We'd always held that the Mayor's lycra-clad pavement-pounding was due to to nothing more than simple vanity - the typical response of an aging roue to the vicissitudes of age. We were wrong.
Clearly, the hours spent negotiating the often cracked footpaths of Wanganui (who needs to walk safely when we'll all soon be able to swim further?!) have but one purpose - the reduction in size of the Mayoral derriere, thus facilitating more effective ass-covering.
After all, when one is as prone to bouts of discursive dysentry as is Michael Laws, then protecting the source of the outbreak becomes critical. Hence the "small target" strategy.
If we may be forgiven for extending the analogy for one more paragraph as Watchers gag over their evening gruel, Mickey has spent the past week digging himself an ever-deeper latrine while at the same time filling it.
First, he attempted to cite everyone from the CIA to... well, himself... to justify his "fat brown slug" comments. Apparently half a day pretending to be a "celebrity" on a TV show makes one an authority on the region in which the show took place. On that basis, winner of the first "Survivor" Richard Hatch ought to be being cited as an expert on Malaysia rather than cited in multiple counts of charity fraud.
When that didn't work, there was the usual spray in the Sunday Star Times in which he accuses Tonga of practising:
"...institutionalised sexism..."
What, like the regular abuse of female staff, to the extent of allegedly calling one a "useless c___"?
"...the cowering of the independent media..."
As opposed, say, to the fiercely independent River City Press and the Chron?
"...and the domination of the cabinet by royal appointees."
Step forward, Sir Nigelwho, Spin Fairly Mk II et al.

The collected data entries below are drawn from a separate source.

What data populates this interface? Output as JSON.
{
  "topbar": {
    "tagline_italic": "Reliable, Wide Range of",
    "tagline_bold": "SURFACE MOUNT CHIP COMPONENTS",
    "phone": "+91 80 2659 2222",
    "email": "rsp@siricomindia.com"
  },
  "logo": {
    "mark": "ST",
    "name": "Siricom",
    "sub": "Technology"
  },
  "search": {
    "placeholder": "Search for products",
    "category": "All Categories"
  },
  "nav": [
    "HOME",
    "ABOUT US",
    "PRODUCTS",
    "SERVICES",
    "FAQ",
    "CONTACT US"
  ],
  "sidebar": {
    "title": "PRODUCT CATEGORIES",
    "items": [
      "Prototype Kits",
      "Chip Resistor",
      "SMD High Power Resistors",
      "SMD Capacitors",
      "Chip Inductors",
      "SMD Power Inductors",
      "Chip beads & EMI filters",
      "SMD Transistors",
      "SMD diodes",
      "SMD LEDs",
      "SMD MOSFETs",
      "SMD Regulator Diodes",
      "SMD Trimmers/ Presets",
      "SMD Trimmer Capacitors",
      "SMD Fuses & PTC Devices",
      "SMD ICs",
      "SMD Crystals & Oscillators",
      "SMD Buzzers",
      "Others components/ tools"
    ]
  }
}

No, that wasn't going to wash either. So the latest Mayoral e-coli is classic Lawsian spin, claiming to have "learned a few lessons" while making it plain he's done no such thing. "Some places are so insular, that if you criticise their leader then you insult the whole country", Mickey marvels. Well, duhhh. Remember the time your mentor and role model Rob Muldoon called US President Jimmy Carter a "peanut farmer", Mickey? And all those "insular" Americans - including those opposed to Carter - took umbrage?

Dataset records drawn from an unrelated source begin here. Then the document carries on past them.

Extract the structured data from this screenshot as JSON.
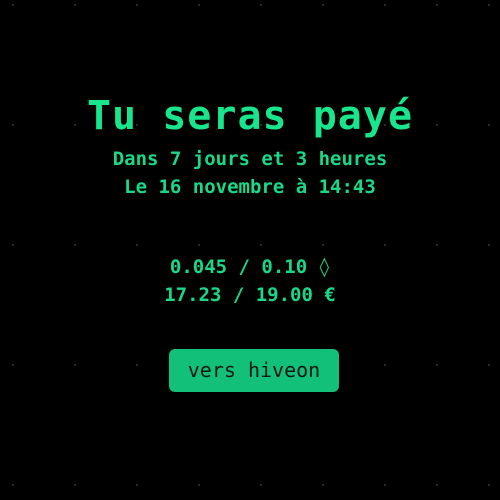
{
  "theme": {
    "background": "#000000",
    "accent": "#19e68c",
    "button_bg": "#12c07a",
    "button_text": "#0b1a12",
    "dot_color": "#3a3a3a"
  },
  "payment": {
    "title": "Tu seras payé",
    "countdown": "Dans 7 jours et 3 heures",
    "date": "Le 16 novembre à 14:43",
    "crypto_progress": "0.045 / 0.10 ◊",
    "fiat_progress": "17.23 / 19.00 €"
  },
  "actions": {
    "hiveon_label": "vers hiveon"
  }
}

It's basic human nature - we rally round our leaders in times of crisis, and while we may delight in insulting them ourselves, woe betide the "outsider" who does so. Which explains why Bush's approval ratings stayed as high as they did for as long as they did and why Joe Lieberman no longer has political career. But so much of people's basic humanity seems to escape Mickey's understanding, for reasons we will leave it to the experts to speculate upon.
The fact that Michael Laws, Mayor-of-someplace-most-people-have-never-heard-of, draws parallels between himself and Pope Benedict might be something else they could take into account.
Mickey's second, implied, defence - that he's merely standing up for his oppressed Tongan brothers and sisters - doesn't stand up to much scrutiny either. Yes, Tongans are generally poor, and the distribution of income shows much greater disparity than amongst New Zealanders. But it's not that different to all Pacific Islanders. We await his attacks on the leaders of the Samoan, Cook Islands, Tokelaun, Fijian and Niuean peoples. Or his efforts to redress these inequities. Guess which road he's most likely to take.
Important as it is, don't let the Tongan tizz distract you (as it's possibly meant to) from the rest of the e-coli. Wanganui Gas - and today's top secret meeting thereon - gets a passing mention. It is, Mickey regally informs us, a "very important meeting and will have a great deal of influence upon the financial future of our district".
Although these machinations are of "of some commercial delicacy", we can presumably rest assured that Dotty and the Dwarves are more than capable of grasping the full long-term fiscal ramifications of whatever secret proposal they're being asked to consider. And that the King of Tonga will make a posthumous visit to Wanganui to promote the benefits of Xenical.
As the gas leaks, we'll be sure and keep you posted.